Today we hear and see the increase in Parkinson disease, which have become among the most common diseases in the world. Therefore, we targeted some proteins that are related to the disease. Our goal in this study is to inhibit all of the A2AA-R, GABA-A, NrF2, and αsynuclein. After examining various plants from Chlef in Algeria, we selected salvia officinalis and curcuma longa. After that, we made the extraction of curcuma longa with ethanol, and we had obtained good yield.

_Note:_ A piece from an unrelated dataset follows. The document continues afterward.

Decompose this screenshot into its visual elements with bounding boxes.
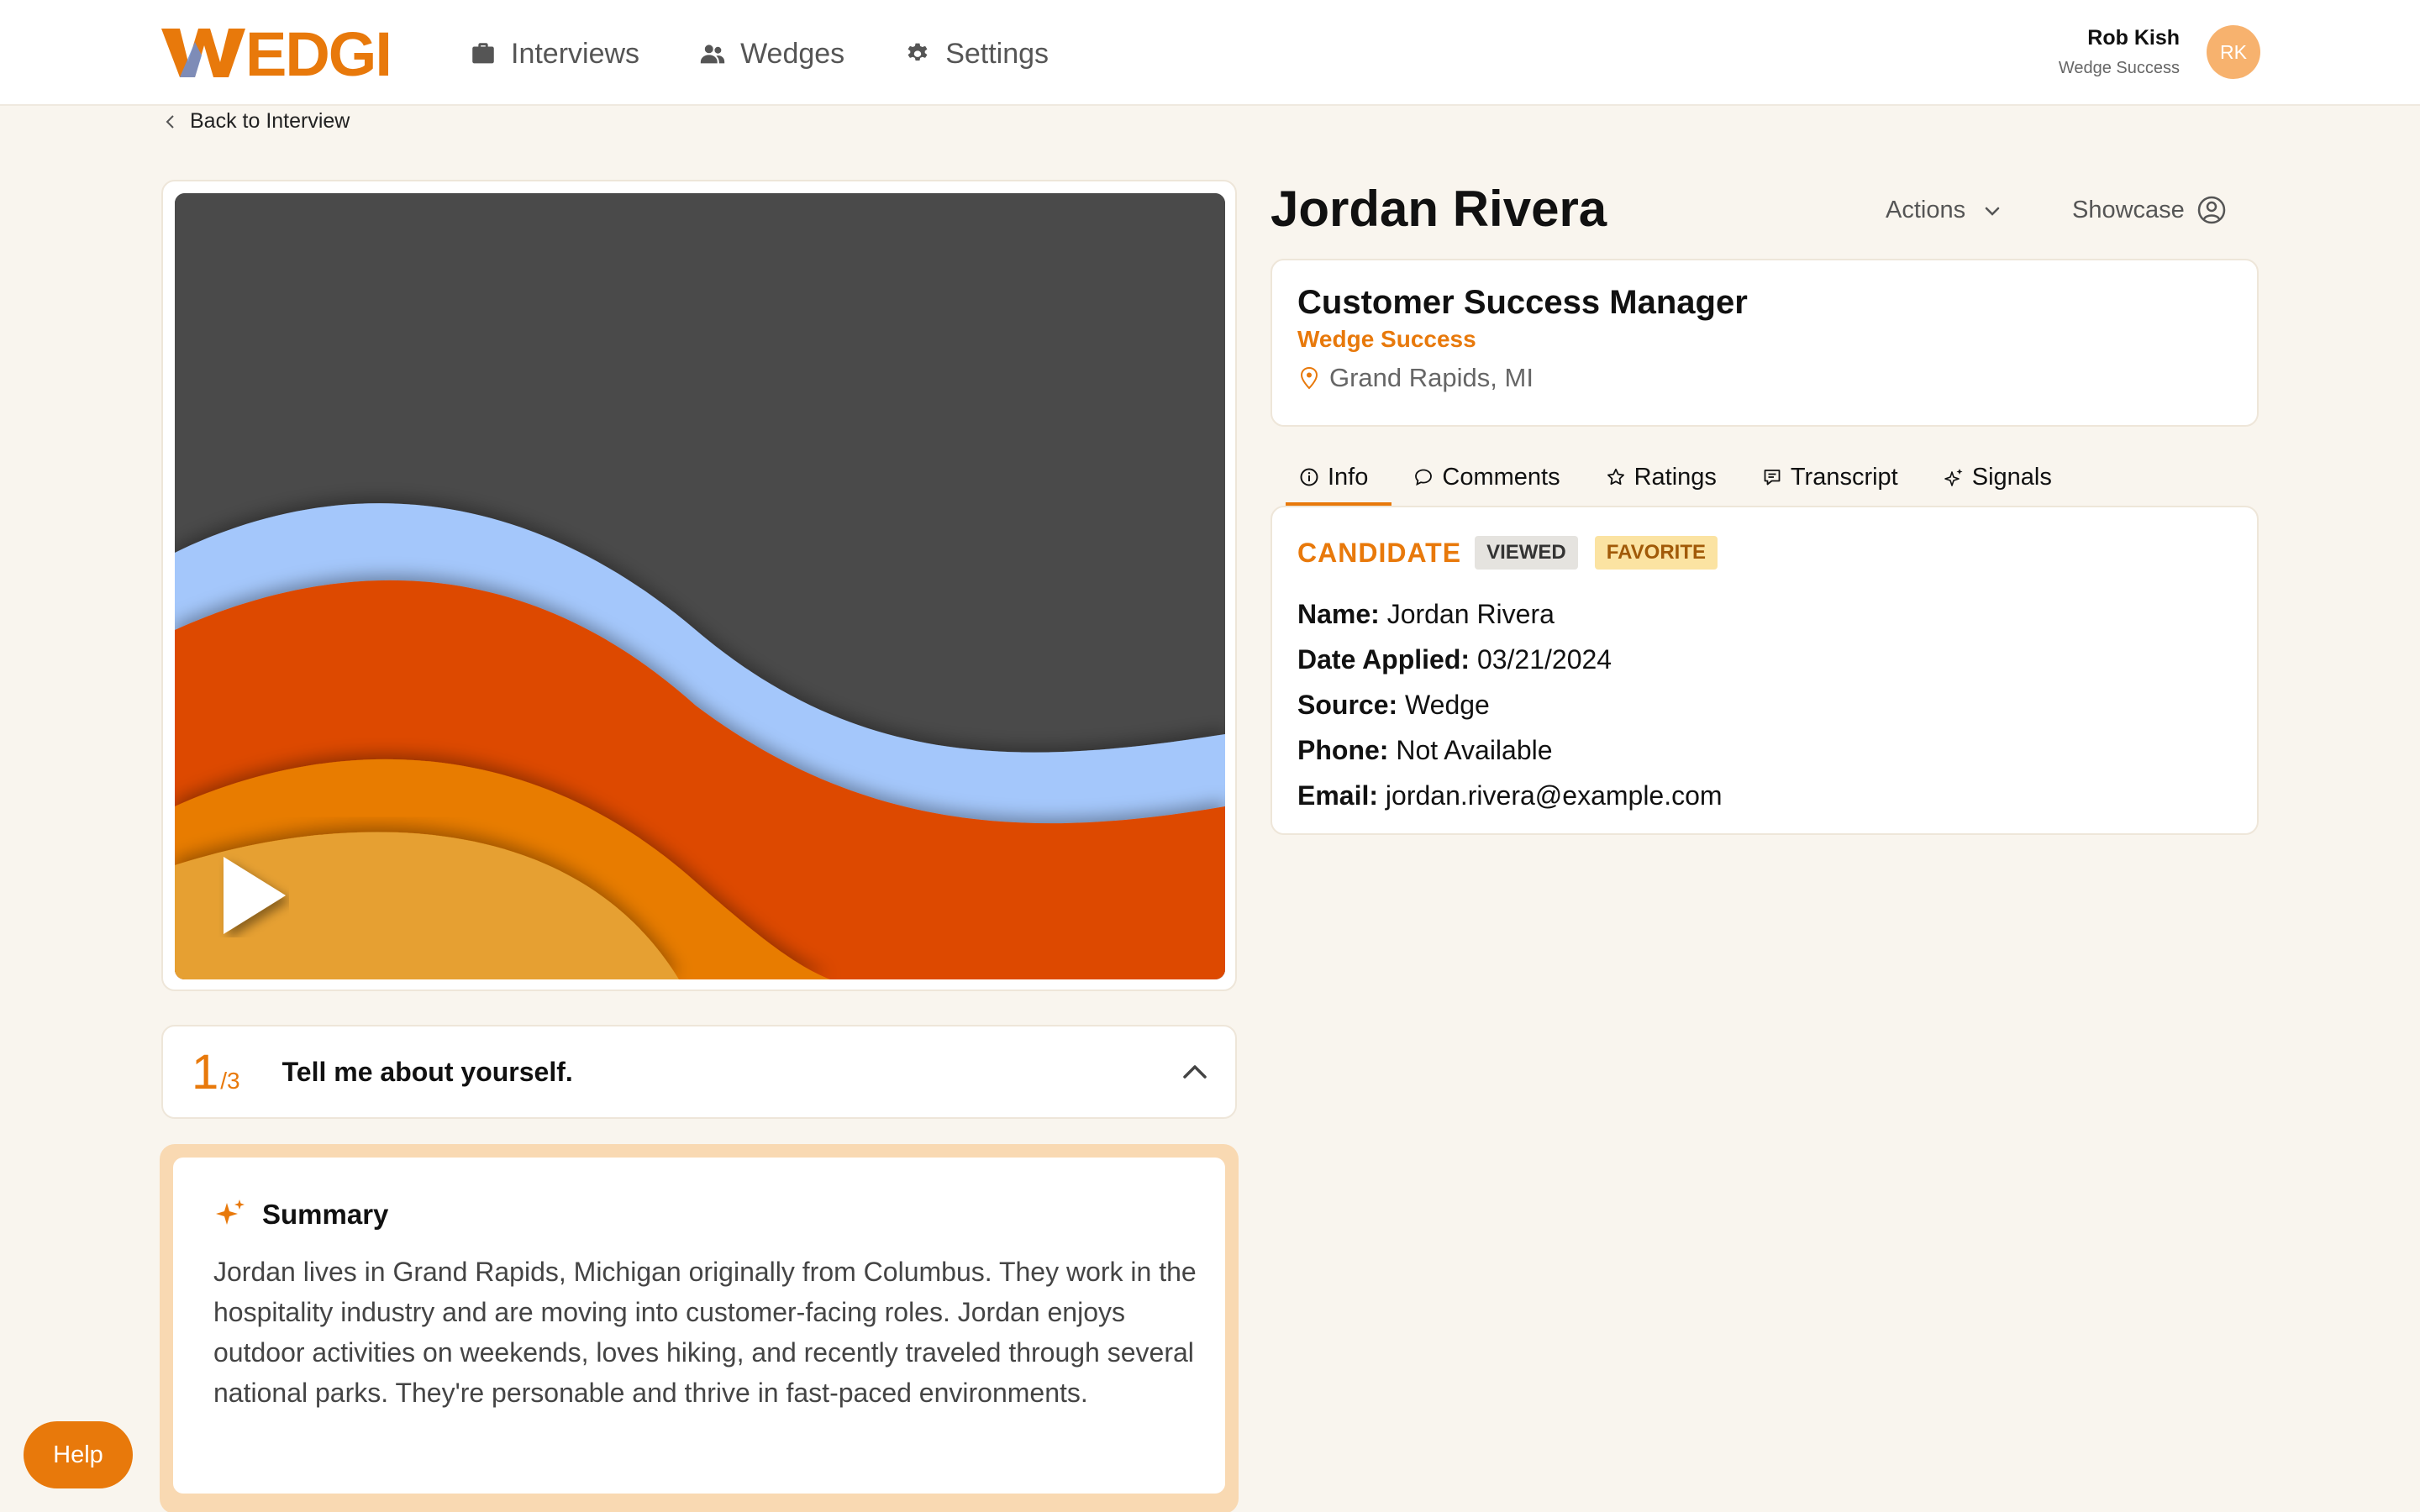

Our In Silico study demonstrated that there is an inhibitory combination of the bisdemethoxycurcumin compound with A2AA-R,with a binding capacity estimated at ∆G = -9.1 kcal/mol, and the ar-turmerone compound with the A2AA-R with a binding capacity estimated at ∆G = -8.6 kcal/mol. α -turmerone had make a cohesion with NrF2 with energy estimated at ∆G=-7.4kcal/mol. Consequently, makes the bisdemethoxycurcumin-A2AA-R interaction (ΔG = -9.1 kcal/mol) demonstrates the strongest binding affinity among the tested compounds. Our QSAR study approach was based on using two methods, multiple linear regression (MLR), support vector regression (SVR). SVR demonstrated superior predictive accuracy (Q² = 0.992, R² train = 0.989) compared to MLR (Q² = 0.559, R² train = 0.766). After the comparison between bisdemethoxycurcumin and l-dopa , our findings suggest bisdemethoxycurcumin (BDMC) offers dual benefits comparable binding affinity to key targets (∆G = -9.1 kcal/mol) while additionally addressing PD's core pathologies through antioxidant and anti-inflammatory mechanisms. This multifunctional activity positions BDMC as a potential disease-modifying adjunct to conventional therapy.